Là encore, elle ne doutait pas d’être obéie.

— Il faut que j’y aille, souffla Rand. Je vais escalader le mur et…

— Tu ne savais pas ? demanda Elayne, sincèrement surprise. Tu es monté sur ce mur pour voir Logain, mais en ignorant où tu étais ? Dans les rues, tu aurais vu le faux Dragon de plus près.

— Je… Je n’aime pas la foule… (Rand s’inclina devant les enfants royaux.) Si vous voulez bien m’excuser, ma… euh… ma dame.
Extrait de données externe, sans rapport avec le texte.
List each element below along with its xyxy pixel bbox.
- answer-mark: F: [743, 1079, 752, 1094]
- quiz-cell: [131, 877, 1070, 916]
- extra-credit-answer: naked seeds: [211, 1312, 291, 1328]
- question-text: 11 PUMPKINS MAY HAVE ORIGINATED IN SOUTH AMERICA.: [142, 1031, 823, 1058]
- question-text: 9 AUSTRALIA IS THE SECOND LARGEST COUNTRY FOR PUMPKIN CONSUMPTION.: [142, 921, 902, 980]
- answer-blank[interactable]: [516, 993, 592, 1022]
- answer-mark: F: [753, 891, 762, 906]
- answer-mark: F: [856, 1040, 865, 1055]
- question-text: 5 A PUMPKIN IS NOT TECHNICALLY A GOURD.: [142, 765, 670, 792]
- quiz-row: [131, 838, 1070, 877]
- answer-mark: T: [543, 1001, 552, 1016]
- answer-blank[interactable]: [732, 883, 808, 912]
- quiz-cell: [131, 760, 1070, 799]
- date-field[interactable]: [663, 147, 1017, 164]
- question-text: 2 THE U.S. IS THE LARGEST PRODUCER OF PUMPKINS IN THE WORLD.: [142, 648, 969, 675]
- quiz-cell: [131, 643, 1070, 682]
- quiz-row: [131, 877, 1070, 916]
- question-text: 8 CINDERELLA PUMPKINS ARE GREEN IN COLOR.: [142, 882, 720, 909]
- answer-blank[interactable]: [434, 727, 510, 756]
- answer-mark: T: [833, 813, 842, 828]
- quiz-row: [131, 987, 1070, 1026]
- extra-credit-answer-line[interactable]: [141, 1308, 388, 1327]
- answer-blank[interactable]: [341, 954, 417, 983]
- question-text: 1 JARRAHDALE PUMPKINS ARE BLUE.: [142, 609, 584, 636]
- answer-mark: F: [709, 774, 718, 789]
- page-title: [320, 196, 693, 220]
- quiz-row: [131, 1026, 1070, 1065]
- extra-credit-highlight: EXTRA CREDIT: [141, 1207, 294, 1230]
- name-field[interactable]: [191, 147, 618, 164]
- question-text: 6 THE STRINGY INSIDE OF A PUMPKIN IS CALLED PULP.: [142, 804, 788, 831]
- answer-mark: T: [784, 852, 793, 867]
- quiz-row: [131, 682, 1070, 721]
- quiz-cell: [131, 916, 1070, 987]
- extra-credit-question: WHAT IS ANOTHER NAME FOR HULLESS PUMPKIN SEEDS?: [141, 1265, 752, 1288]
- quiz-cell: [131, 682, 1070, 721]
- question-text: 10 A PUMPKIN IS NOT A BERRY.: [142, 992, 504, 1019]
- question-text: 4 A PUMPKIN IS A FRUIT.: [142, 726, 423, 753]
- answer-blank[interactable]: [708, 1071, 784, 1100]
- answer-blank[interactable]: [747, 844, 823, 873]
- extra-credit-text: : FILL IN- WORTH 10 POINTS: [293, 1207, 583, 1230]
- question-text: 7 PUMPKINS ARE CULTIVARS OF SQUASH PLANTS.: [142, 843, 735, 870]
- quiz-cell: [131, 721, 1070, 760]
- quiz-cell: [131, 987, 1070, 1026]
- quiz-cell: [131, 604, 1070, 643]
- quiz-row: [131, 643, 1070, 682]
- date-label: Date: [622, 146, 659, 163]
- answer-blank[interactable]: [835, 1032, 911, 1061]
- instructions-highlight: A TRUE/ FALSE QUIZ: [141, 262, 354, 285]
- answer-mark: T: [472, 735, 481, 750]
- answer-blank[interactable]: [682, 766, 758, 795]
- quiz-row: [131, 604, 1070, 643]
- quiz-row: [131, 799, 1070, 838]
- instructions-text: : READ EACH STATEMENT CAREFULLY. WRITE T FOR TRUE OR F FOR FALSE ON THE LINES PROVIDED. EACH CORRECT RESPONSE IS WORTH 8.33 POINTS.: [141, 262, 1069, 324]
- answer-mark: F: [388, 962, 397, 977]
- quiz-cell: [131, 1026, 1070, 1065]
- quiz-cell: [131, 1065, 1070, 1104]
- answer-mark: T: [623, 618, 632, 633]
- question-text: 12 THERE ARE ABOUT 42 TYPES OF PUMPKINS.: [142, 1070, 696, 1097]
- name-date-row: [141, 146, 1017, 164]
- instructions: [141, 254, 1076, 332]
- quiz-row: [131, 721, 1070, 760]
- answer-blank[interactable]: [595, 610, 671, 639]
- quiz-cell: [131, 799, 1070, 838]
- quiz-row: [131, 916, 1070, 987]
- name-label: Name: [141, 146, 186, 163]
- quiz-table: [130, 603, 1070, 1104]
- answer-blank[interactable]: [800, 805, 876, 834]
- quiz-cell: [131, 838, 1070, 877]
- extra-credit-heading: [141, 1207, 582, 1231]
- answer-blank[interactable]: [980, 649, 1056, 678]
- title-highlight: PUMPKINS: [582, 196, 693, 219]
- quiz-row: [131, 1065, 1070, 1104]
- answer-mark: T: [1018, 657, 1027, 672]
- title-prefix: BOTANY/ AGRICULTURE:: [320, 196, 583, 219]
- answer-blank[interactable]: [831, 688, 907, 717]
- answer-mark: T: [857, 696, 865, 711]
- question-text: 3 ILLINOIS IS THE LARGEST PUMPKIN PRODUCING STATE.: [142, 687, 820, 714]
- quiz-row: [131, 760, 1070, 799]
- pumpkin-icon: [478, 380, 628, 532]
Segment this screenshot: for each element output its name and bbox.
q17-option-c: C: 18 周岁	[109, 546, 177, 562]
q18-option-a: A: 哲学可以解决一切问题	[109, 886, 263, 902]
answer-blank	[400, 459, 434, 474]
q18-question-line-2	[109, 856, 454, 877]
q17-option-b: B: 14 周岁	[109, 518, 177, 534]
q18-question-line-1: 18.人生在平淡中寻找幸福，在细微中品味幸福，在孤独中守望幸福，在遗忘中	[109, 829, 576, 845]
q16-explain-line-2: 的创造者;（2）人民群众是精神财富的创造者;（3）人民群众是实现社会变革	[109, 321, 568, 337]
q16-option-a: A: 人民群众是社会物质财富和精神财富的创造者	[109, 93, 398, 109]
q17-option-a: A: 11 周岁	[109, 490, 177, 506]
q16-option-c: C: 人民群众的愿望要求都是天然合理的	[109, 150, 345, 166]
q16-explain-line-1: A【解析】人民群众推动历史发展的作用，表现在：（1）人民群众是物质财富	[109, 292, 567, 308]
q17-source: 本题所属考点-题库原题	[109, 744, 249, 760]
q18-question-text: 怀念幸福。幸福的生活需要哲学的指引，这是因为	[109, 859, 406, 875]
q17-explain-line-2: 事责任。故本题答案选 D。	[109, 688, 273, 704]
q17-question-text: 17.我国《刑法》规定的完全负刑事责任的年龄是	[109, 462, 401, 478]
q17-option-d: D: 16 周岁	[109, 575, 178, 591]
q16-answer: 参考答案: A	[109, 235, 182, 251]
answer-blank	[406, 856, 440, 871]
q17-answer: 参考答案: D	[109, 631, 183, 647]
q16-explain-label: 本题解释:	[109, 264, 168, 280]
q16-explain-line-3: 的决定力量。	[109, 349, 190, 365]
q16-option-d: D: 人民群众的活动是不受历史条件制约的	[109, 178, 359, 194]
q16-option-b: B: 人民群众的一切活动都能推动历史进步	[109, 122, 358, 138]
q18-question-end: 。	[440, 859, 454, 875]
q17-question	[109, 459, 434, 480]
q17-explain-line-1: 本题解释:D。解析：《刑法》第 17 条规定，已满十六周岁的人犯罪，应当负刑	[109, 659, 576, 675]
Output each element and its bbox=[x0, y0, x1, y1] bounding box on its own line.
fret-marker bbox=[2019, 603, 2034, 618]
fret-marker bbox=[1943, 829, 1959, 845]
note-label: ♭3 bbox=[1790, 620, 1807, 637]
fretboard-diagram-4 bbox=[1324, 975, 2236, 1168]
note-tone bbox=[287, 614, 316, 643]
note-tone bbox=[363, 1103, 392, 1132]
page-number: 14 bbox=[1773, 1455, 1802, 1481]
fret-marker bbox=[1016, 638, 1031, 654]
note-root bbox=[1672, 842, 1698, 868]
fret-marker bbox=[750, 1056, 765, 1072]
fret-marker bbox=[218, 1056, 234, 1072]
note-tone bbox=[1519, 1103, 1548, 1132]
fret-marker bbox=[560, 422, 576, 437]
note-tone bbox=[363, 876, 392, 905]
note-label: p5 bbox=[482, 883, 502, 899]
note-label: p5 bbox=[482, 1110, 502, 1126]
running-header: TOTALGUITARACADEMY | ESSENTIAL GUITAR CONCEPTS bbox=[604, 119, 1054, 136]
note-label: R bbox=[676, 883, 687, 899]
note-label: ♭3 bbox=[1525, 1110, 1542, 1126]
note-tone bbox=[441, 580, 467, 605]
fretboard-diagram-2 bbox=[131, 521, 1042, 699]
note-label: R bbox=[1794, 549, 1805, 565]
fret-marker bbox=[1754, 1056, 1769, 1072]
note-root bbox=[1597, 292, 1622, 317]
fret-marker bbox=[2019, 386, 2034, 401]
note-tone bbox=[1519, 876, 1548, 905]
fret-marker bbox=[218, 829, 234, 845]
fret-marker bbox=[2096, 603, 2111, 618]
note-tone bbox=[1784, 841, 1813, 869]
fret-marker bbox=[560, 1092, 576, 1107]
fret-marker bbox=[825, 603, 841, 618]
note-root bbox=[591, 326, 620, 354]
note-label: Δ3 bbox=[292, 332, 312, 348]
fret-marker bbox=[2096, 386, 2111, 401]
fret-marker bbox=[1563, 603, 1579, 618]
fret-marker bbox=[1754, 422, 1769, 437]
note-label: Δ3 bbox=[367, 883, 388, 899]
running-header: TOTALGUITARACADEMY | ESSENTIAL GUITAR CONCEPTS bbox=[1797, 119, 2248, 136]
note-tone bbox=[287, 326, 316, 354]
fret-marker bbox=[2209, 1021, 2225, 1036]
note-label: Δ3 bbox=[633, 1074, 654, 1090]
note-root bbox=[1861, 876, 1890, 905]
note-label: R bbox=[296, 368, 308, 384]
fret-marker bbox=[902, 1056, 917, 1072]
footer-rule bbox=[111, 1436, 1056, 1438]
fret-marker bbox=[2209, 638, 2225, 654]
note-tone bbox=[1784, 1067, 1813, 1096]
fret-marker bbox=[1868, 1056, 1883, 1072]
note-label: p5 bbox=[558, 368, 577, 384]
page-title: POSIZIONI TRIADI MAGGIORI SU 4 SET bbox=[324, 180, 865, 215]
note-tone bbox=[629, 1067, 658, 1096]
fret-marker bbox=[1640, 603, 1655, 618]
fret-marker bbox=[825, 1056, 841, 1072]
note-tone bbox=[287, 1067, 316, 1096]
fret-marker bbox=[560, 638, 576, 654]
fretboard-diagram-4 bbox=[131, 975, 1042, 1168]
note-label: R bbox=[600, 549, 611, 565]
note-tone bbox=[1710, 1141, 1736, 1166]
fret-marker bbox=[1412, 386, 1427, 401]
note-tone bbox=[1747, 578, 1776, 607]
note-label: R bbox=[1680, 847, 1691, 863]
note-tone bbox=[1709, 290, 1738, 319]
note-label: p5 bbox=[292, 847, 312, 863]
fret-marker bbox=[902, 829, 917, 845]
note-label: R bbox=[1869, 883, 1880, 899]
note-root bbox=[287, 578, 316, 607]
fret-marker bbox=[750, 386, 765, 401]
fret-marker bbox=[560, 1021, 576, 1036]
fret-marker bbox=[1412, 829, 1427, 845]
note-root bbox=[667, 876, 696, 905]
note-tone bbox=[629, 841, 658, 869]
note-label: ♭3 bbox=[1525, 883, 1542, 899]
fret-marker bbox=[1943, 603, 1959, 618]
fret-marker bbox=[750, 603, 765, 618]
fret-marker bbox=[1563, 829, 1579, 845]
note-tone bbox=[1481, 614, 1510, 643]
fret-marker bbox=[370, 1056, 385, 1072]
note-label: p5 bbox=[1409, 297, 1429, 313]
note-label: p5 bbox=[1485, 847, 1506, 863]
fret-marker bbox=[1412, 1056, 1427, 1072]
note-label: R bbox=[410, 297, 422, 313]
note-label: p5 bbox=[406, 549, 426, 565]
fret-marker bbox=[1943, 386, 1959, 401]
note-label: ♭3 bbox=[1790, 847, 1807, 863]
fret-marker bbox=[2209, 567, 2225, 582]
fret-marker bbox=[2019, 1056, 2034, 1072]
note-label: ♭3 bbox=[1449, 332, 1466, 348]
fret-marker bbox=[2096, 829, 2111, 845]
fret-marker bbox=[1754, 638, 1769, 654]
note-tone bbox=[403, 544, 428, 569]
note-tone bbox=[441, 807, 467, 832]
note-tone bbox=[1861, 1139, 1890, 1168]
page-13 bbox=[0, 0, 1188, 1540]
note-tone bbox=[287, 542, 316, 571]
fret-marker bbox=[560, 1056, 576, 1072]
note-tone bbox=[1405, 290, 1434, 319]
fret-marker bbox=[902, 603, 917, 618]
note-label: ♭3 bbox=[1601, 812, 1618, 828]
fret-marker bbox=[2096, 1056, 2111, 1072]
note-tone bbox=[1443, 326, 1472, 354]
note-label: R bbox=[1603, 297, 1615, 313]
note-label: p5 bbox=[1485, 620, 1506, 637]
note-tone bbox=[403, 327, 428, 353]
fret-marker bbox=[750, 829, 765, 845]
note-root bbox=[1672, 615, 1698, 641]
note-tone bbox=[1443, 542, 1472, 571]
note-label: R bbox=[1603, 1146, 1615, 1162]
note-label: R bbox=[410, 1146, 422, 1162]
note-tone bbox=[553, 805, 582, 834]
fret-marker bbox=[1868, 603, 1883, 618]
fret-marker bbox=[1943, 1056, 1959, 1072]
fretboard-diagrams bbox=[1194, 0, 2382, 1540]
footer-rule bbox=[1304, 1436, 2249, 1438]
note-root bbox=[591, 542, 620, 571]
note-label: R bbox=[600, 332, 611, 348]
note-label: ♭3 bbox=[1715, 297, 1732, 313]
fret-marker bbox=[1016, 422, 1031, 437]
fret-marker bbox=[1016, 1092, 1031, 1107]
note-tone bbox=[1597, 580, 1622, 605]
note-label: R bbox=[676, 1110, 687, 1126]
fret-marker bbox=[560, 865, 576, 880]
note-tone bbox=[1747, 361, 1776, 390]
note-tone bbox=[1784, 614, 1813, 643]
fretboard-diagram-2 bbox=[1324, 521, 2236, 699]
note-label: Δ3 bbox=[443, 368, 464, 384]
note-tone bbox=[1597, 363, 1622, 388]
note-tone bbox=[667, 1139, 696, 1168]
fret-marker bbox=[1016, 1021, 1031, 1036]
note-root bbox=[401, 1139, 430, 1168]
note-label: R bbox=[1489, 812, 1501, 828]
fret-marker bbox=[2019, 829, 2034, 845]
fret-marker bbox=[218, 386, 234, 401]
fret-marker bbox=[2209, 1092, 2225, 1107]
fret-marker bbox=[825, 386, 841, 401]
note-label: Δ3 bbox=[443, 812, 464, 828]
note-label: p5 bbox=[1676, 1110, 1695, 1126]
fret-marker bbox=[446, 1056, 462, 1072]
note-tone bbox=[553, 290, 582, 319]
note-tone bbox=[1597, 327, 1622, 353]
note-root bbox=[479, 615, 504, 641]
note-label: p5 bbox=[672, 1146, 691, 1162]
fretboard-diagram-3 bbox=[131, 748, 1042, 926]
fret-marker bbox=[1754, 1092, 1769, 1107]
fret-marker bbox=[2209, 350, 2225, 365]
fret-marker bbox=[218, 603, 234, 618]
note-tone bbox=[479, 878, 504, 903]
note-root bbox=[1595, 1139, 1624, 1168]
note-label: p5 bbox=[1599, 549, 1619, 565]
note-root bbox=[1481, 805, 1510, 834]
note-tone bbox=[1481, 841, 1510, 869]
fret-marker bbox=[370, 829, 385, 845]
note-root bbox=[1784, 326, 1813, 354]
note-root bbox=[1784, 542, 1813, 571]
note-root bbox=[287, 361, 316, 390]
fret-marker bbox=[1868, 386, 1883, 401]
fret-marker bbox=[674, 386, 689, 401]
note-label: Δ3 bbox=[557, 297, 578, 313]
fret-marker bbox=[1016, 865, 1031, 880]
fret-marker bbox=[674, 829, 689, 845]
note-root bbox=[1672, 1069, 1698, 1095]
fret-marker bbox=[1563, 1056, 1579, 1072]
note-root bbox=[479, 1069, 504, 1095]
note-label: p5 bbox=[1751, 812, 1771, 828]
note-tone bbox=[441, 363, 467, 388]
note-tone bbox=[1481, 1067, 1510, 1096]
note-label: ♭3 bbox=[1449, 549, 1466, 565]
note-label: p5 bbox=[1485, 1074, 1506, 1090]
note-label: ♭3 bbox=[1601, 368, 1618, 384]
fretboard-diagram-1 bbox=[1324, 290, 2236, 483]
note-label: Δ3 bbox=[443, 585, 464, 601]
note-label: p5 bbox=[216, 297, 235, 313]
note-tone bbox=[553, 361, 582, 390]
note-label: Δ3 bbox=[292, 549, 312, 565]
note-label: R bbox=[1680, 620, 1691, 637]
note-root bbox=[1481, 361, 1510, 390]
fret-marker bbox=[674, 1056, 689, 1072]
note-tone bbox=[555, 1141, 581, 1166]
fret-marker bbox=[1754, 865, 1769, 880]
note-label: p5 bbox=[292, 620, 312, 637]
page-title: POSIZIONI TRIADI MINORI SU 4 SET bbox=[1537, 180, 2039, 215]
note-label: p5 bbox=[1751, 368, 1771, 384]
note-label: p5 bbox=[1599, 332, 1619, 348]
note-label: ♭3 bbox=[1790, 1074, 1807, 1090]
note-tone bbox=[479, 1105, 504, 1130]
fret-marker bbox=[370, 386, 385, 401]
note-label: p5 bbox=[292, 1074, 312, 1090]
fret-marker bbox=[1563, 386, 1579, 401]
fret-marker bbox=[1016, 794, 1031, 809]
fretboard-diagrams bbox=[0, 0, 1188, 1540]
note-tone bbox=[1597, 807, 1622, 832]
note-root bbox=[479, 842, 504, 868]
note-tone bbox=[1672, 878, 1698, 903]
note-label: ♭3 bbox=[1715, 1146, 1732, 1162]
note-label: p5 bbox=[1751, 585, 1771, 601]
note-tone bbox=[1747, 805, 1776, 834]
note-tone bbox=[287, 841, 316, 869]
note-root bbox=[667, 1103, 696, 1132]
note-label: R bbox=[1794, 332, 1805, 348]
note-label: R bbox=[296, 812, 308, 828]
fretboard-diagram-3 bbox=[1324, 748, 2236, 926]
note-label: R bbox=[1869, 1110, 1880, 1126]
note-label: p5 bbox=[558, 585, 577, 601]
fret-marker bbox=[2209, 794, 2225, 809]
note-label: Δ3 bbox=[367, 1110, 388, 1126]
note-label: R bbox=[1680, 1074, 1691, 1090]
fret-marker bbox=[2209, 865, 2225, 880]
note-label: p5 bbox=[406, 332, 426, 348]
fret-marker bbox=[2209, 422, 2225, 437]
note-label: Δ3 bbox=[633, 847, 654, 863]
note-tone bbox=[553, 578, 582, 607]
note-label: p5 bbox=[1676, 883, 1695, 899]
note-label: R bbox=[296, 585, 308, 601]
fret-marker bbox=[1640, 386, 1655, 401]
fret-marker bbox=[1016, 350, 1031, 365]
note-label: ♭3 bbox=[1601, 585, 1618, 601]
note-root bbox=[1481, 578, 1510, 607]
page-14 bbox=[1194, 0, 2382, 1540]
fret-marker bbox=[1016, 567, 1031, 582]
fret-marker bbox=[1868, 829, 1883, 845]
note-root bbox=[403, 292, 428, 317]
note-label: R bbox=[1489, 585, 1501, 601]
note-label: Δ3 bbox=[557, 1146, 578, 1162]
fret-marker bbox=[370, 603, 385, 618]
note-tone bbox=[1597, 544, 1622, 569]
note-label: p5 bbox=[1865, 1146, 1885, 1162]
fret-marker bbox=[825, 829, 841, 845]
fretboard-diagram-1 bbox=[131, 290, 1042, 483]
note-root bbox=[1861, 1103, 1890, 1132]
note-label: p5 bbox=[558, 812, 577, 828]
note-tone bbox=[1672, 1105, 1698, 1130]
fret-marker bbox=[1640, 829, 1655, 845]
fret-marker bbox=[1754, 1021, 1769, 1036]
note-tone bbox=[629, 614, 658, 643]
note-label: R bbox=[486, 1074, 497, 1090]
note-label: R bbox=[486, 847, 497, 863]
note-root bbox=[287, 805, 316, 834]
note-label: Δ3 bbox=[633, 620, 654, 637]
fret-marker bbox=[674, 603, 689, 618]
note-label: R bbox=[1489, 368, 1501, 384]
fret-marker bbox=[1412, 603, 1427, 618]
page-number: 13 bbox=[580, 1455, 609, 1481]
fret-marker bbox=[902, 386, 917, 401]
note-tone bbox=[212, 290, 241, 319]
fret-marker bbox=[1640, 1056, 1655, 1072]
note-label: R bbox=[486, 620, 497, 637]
Dans les récits, les cours étaient pleines de gens qu’on appelait « dame », « seigneur », « Votre Majesté » ou « Votre Grâce ». Mais comment s’adressait-on à la Fille-Héritière ? S’il l’avait su, ça lui était sorti de l’esprit. Et il n’était pas en état de s’en souvenir, parce qu’une seule pensée emplissait son cerveau : ficher le camp de là !

— Eh bien, je vais partir, maintenant, si vous n’y voyez pas d’inconvénient. Et merci pour le foulard. Merci pour tout, d’ailleurs…

— Tu files sans nous dire ton nom ? lança Gawyn. Quel manque de reconnaissance, après tout le mal que s’est donné ma sœur. Je suis un peu déçu, je dois l’avouer… Tu as tout d’un Andorien, y compris l’accent, mais tu ne dois sûrement pas vivre ici… Mon ami, tu connais nos noms et la plus élémentaire courtoisie exigerait que tu nous donnes le tien.

Lorgnant le mur comme s’il était une bouée de sauvetage, Rand répondit sans vraiment réfléchir :

— Je m’appelle Rand al’Thor…

Une bourde en entraînant une autre, il ajouta :

— Originaire de Champ d’Emond, territoire de Deux-Rivières.

— Tu viens de l’ouest…, murmura Gawyn. Et de très loin…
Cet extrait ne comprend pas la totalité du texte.